Indonesia, sebagai pemilik lahan gambut tropis terluas di dunia, menghadapi dilema pengelolaan ekosistem yang terdegradasi. Alih fungsi lahan gambut menjadi perkebunan melalui pengeringan telah memicu kebakaran besar dan pelepasan emisi karbon masif, sekaligus menggerus mata pencaharian lokal. Tantangan utama dalam restorasi selalu berada di antara memulihkan ekologi dan memenuhi kebutuhan ekonomi masyarakat. Inovasi dari Kalimantan Tengah menjawab teka-teki ini dengan menghadirkan solusi bernama paludikultur berbasis tanaman purun (Lepironia articulata), sebuah pendekatan yang menyelaraskan pemulihan lingkungan dengan penciptaan nilai ekonomi berkelanjutan.
Purundikultur: Mekanisme Restorasi yang Menghidupkan Lahan Basah
Paludikultur adalah sistem budidaya di lahan basah tanpa mengeringkan gambut, sehingga fungsi alaminya sebagai penyimpan karbon tetap terjaga. Implementasi spesifik di Kalimantan Tengah ini, yang disebut 'purundikultur', dimulai dengan membasahi kembali kanal-kanal bekas perkebunan untuk mengembalikan kondisi gambut yang jenuh air. Pada area yang telah dibasahi ini, masyarakat menanam dan memanen purun, rumput asli gambut yang tumbuh subur di perairan. Proses ini secara efektif mencegah oksidasi gambut yang melepaskan karbon dan secara signifikan menekan risiko kebakaran. Pemilihan tanaman purun sebagai inti restorasi bukan tanpa alasan; selain sangat adaptif dengan kondisi basah, tanaman ini memiliki nilai ekonomi tinggi sebagai bahan baku anyaman tradisional yang berkelanjutan.
Membangun Rantai Nilai Hijau dari Anyaman Tradisional
Keunggulan inovasi ini terletak pada kemampuannya membangun rantai nilai ekonomi yang utuh dan ramah lingkungan. Purun yang dipanen tidak dijual dalam bentuk mentah, melainkan diolah menjadi produk bernilai tambah tinggi melalui keterampilan kerajinan anyaman. Kelompok perempuan lokal menjadi tulang punggung dalam menganyam purun menjadi beragam produk estetis dan fungsional, seperti tas, tikar, dan wadah. Keterampilan tradisional yang nyaris punah kembali dihidupkan dan diberi ruang ekonomi baru. Dampak sosial-ekonominya bersifat multidimensi: terciptanya mata pencaharian alternatif yang selaras dengan ekologi, pemberdayaan perempuan yang memperkuat ketahanan ekonomi keluarga, serta terbukanya akses pasar untuk produk ramah lingkungan, baik domestik maupun ekspor.

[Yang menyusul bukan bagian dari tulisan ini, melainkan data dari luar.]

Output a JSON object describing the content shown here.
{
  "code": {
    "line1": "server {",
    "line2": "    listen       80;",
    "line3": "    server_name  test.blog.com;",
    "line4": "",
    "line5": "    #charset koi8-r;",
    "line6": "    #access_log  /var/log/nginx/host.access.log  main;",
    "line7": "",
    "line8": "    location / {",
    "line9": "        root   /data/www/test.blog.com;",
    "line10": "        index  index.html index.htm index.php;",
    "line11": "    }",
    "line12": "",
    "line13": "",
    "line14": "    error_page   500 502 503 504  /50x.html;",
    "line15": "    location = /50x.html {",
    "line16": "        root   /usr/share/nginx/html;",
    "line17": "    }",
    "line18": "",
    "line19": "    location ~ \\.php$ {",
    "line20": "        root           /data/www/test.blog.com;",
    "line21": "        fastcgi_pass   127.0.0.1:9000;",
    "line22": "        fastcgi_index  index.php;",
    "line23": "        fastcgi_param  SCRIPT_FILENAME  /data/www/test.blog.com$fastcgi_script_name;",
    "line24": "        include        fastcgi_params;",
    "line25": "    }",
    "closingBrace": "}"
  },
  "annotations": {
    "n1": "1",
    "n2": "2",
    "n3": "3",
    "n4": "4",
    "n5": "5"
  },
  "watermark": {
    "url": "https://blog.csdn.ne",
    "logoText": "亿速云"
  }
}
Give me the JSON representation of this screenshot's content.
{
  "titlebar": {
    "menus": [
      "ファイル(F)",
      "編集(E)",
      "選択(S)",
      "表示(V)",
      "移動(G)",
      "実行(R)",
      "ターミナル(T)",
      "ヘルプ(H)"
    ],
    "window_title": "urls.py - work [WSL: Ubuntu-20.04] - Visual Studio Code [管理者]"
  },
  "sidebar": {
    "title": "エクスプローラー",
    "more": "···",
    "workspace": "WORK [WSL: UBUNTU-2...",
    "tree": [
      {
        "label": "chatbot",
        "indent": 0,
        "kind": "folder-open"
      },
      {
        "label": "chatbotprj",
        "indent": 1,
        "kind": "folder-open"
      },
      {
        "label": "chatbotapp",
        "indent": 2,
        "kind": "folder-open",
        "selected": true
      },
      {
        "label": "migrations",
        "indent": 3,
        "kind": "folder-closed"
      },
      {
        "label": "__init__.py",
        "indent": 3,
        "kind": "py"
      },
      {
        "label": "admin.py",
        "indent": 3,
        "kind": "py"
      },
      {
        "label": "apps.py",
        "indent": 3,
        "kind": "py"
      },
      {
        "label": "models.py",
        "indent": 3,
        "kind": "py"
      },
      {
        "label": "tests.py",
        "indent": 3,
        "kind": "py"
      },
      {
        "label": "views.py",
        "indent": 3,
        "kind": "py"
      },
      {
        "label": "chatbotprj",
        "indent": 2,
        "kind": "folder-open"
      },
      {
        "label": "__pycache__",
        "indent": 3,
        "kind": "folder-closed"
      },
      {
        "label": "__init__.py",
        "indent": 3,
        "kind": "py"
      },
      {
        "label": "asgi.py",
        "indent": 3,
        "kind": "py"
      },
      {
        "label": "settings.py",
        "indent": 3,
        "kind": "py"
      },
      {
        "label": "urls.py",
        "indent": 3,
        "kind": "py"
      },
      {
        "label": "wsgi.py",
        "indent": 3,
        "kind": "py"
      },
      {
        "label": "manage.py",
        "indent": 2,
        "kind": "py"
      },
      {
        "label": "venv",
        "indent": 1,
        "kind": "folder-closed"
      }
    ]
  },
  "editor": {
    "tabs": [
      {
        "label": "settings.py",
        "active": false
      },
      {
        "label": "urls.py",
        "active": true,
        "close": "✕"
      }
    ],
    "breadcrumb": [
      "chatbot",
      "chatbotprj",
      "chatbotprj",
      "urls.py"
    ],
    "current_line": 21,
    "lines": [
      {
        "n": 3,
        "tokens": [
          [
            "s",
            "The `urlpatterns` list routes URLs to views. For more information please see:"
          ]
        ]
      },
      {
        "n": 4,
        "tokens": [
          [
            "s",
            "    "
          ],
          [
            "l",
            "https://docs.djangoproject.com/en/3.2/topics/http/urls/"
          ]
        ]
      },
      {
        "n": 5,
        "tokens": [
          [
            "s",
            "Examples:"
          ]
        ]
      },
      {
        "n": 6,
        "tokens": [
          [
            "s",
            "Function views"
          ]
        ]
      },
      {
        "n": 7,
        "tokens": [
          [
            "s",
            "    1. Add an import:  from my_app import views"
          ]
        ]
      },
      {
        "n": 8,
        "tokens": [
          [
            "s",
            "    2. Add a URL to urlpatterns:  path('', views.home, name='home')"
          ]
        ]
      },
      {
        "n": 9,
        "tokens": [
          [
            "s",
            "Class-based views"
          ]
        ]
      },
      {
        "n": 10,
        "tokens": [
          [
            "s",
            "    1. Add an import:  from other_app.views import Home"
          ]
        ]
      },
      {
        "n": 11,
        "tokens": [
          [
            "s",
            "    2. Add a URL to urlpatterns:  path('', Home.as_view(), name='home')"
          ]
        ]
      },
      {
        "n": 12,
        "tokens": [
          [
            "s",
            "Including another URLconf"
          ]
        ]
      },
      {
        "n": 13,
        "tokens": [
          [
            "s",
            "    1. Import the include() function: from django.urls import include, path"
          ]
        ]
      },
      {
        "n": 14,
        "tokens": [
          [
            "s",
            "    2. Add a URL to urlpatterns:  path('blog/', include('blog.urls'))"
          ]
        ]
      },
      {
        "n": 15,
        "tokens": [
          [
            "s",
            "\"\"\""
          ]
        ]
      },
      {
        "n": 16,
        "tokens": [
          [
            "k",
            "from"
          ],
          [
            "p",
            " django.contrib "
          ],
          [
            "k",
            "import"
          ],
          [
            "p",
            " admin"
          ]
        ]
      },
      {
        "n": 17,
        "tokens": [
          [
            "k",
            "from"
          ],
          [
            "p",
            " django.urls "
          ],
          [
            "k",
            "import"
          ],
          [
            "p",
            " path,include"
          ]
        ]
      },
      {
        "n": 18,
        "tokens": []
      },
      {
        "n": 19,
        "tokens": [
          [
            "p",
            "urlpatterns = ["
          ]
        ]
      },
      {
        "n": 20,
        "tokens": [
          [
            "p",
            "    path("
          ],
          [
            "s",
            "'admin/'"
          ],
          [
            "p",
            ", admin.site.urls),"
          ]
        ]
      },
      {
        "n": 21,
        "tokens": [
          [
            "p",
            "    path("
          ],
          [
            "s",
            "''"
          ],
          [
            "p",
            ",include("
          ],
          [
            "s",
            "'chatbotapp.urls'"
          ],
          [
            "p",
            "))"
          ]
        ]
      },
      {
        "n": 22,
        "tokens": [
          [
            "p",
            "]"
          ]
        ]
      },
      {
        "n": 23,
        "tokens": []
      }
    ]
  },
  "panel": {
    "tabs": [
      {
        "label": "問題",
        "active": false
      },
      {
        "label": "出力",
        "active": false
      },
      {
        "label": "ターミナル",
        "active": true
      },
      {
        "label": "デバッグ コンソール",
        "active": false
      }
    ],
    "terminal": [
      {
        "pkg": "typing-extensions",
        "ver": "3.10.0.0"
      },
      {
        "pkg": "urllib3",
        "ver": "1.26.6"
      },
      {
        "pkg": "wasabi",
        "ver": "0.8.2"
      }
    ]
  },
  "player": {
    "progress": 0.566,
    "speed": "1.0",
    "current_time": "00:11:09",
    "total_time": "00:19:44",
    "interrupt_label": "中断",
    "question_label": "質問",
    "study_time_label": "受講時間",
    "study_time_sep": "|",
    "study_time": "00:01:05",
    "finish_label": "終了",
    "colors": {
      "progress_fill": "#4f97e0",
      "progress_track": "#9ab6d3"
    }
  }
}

Dari perspektif lingkungan, dampak restorasi berbasis paludikultur ini sangat strategis. Lahan gambut yang dipulihkan kembali berfungsi optimal sebagai penyerap dan penyimpan karbon terestrial terbesar. Keberhasilan model ini membuktikan bahwa pemulihan ekosistem tidak harus bertentangan dengan peningkatan kesejahteraan. Ia menawarkan pembelajaran berharga tentang bagaimana solusi berbasis alam (nature-based solution) dapat dirancang dengan mempertimbangkan konteks sosial-budaya setempat, sekaligus mengintegrasikan pengetahuan lokal dengan prinsip keberlanjutan modern.
Potensi replikasi dan pengembangan model purundikultur di daerah gambut lain di Indonesia sangat besar. Kunci suksesnya terletak pada pendekatan partisipatif yang melibatkan masyarakat sejak awal, pemilihan tanaman asli yang memiliki nilai ekonomi, serta pembangunan rantai nilai yang memastikan manfaat langsung dirasakan oleh komunitas lokal. Model ini bukan sekadar teknik restorasi, tetapi sebuah sistem ekonomi sirkular mini yang berputar di atas lahan basah. Ia memberikan inspirasi bahwa setiap wilayah dapat menemukan 'purun'-nya sendiri—tanaman atau sumber daya lokal yang dapat menjadi motor penggerak pemulihan ekologis sekaligus kemandirian ekonomi. Dengan pendekatan solutif dan inovatif seperti ini, perlindungan ekosistem gambut bukan lagi beban, melainkan investasi masa depan yang berharga bagi ketahanan iklim dan kesejahteraan masyarakat.